Each VM or cloud instance needs to be updated as follows.

sudo apt update
sudo apt upgrade -y
sudo apt install lxd openvswitch-switch -y
sudo reboot

Hostname configuration

Make sure the hosts names are configured correctly. This is not a requirement but will reduce the amount of warnings that will come to the console. To do this follow these steps:

  1. Edit the host name file with your editor of choice for example sudo vi /etc/hostname. Set the hostname to
  2. Edit the hosts file and add the hostname of choice to the loop back ip entra. sudo vi /etc/hosts
  3. Set the hostname for the running instance by running the host command. sudo hostname <host name>

LXD Setup

LXD/LXC has to be configured appropriatly. This requires running the lxd init command. This has to be peformed on all boxes. Select the configuration that makes the most sense for your environment. I recommend running on a ZFS pool, if this is not available than a standard dir backend will work fine.

Openvswitch

Openvswitch has to be installed on all hosts. This can be done through apt as follows:

sudo apt install openvswitch-switch

Build Process

  1. Setup a lstacker context directory.
  2. Write a lstacker.yaml file defining the network and infrastructure. There are example provided with this project.
  3. Build the infrastructure lstacker stack

Example steps

An example of what needs to be one to use LStacker correctly.

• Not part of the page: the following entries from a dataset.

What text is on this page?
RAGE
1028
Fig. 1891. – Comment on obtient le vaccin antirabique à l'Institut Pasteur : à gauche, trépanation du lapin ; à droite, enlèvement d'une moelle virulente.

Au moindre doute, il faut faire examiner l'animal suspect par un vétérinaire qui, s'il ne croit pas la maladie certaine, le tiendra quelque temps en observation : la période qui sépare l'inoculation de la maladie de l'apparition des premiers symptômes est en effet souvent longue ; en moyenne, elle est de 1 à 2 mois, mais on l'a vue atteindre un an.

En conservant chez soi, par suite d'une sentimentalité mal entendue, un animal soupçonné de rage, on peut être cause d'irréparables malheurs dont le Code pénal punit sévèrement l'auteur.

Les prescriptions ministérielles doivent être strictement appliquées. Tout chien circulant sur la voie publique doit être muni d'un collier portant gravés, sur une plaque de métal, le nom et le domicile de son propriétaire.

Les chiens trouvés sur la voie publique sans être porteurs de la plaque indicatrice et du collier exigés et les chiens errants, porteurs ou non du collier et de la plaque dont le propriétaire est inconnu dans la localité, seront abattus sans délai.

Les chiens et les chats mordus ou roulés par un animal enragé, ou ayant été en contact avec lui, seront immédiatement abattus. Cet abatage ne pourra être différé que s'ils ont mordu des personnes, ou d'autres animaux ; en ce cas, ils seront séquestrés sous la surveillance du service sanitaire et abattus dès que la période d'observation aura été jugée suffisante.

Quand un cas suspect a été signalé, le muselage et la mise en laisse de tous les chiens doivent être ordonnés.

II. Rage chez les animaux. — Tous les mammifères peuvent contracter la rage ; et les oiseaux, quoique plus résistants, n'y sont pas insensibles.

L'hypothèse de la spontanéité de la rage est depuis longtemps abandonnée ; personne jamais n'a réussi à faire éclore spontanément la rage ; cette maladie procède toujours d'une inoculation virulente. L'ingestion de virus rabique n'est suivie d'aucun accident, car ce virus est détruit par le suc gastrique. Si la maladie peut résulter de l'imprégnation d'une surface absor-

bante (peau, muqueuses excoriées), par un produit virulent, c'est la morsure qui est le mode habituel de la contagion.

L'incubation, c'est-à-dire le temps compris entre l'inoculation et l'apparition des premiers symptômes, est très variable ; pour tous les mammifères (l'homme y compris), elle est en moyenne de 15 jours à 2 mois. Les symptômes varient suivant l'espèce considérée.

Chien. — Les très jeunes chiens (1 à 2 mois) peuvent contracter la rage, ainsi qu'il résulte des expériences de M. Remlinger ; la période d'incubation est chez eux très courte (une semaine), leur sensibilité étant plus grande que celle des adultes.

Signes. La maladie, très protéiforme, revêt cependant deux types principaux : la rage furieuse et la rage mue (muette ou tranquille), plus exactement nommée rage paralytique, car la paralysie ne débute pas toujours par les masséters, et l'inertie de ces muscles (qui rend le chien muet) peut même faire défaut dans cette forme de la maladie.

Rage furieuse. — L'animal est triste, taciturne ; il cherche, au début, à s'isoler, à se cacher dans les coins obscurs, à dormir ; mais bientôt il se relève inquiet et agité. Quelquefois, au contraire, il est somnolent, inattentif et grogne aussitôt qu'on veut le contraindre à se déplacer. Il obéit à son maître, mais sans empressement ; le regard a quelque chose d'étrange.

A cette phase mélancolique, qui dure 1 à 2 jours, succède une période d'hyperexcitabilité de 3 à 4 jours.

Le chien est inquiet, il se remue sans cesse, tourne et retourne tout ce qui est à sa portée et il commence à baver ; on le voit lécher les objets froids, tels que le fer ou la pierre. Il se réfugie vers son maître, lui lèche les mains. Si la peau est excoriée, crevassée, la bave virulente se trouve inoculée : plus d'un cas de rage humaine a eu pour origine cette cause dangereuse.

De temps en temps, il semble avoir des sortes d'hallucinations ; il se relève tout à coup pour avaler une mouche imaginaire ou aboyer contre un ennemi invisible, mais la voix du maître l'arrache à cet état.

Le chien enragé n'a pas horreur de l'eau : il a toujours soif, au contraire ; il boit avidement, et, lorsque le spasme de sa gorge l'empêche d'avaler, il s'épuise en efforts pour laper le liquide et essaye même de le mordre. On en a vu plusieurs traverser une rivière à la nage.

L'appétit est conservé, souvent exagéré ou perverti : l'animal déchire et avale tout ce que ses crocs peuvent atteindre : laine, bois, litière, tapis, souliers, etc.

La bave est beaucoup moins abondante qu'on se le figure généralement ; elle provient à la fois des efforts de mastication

git clone https://github.com/brettchaldecott/lstacker.git
PATH=$PATH:`pwd`/lstacker
export PATH
mkdir lstacker-context
cd lstacker-context
cp ../lstacker/examples/ec2-small-lstacker.yml lstacker.yml
vi lstacker.yaml
# Edit the file to match your build requirements
.
.
# put the private key refered to in the lstacker.yaml file in the lstacker-context directory
cp "private key"
.
# build a public key file containing all the keys you wish to access the infrastructure
# it is also refered to in the lstacker.yml file
.
# run the lstacker command
lstacker stack

To clean up simply run the unstack command

lstacker unstack

Access the network

Once a network has been built it can be accessed by sshing directly to the jump-box or more efficently by using sshuttle.

To ssh directly to the jump box use the following command:

ssh -i private_key_file -p 10022 ubuntu@hostname_or_ip_of_master

To setup and use sshuttle use the following command

sshuttle -r ubuntu@hostname_or_ip_of_master 10.0.0.0/8 -e "ssh -p 10022 -i key_file"

Once the sshuttle connection is established you will be able to ssh directly to any of the severs in the network you have built. For ip address or hostname information refer to the hosts file directory within the lstacker-context directory. This contains the hostnames and ip addresses for all servers built within the infrastructure.